The United States’ spy agency is reportedly tracking hundreds of millions of mobile phones across the world and storing almost 5 billion records daily.

NSA tracking phones worldwide: report

According to the latest document leaked by former National Security Agency (NSA) contractor Edward Snowden, provided to the Washington Post, the spy agency is tracking the movements of global individuals via their mobile phones and storing details on their whereabouts and contacts.

The agency has the ability to “track the movements of individuals — and map their relationships — in ways that would have been previously unimaginable,” according to the report. 

The NSA is using network cables in the US and overseas to gather information on global mobile phone users as part of foreign intelligence gathering initiatives, it said. 

The agency collects the location data of mobile phone users from 10 signals intelligence designators, which collect data from telephone links that transfer traffic from one provider to another. 

But the NSA claimed its gathering of location data was “incidental” and part of its efforts to target potential threats to the United States. 

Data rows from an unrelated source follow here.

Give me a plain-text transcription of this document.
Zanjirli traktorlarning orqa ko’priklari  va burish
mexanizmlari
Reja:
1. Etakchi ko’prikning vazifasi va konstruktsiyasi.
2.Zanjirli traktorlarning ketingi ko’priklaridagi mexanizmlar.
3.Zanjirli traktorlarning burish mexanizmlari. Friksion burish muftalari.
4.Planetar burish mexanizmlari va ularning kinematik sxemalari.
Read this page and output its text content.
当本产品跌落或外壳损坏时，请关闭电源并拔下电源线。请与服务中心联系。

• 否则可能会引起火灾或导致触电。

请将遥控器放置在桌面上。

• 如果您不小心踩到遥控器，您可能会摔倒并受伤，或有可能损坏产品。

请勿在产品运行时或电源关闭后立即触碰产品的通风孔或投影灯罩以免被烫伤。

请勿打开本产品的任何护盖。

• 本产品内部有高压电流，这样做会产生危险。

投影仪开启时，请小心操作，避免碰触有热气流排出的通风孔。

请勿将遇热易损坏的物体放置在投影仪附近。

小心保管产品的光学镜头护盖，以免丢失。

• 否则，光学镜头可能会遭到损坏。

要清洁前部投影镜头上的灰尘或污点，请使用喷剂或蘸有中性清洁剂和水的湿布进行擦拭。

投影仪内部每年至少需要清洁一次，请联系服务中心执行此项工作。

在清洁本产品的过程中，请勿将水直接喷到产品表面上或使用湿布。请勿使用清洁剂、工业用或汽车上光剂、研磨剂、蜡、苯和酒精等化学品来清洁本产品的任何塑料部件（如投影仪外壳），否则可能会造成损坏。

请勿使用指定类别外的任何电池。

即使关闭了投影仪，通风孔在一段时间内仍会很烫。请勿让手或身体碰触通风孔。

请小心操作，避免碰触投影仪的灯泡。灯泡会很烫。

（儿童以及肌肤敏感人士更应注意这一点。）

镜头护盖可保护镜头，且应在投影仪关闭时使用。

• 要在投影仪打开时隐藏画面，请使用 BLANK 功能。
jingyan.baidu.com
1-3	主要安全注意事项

"There is no element of the intelligence community that under any authority is intentionally collecting bulk cellphone location information about cellphones in the United States,” Robert Litt, general counsel for the Office of the Director of National Intelligence, which oversees the NSA, told the Post.

The NSA collects more information that it needs in order to ensure it is able to capture the records it will ultimately draw intelligence from. According to the Post, the NSA has spent the last year and a half moving to a new processing system that gives it greater capacity to store and process data.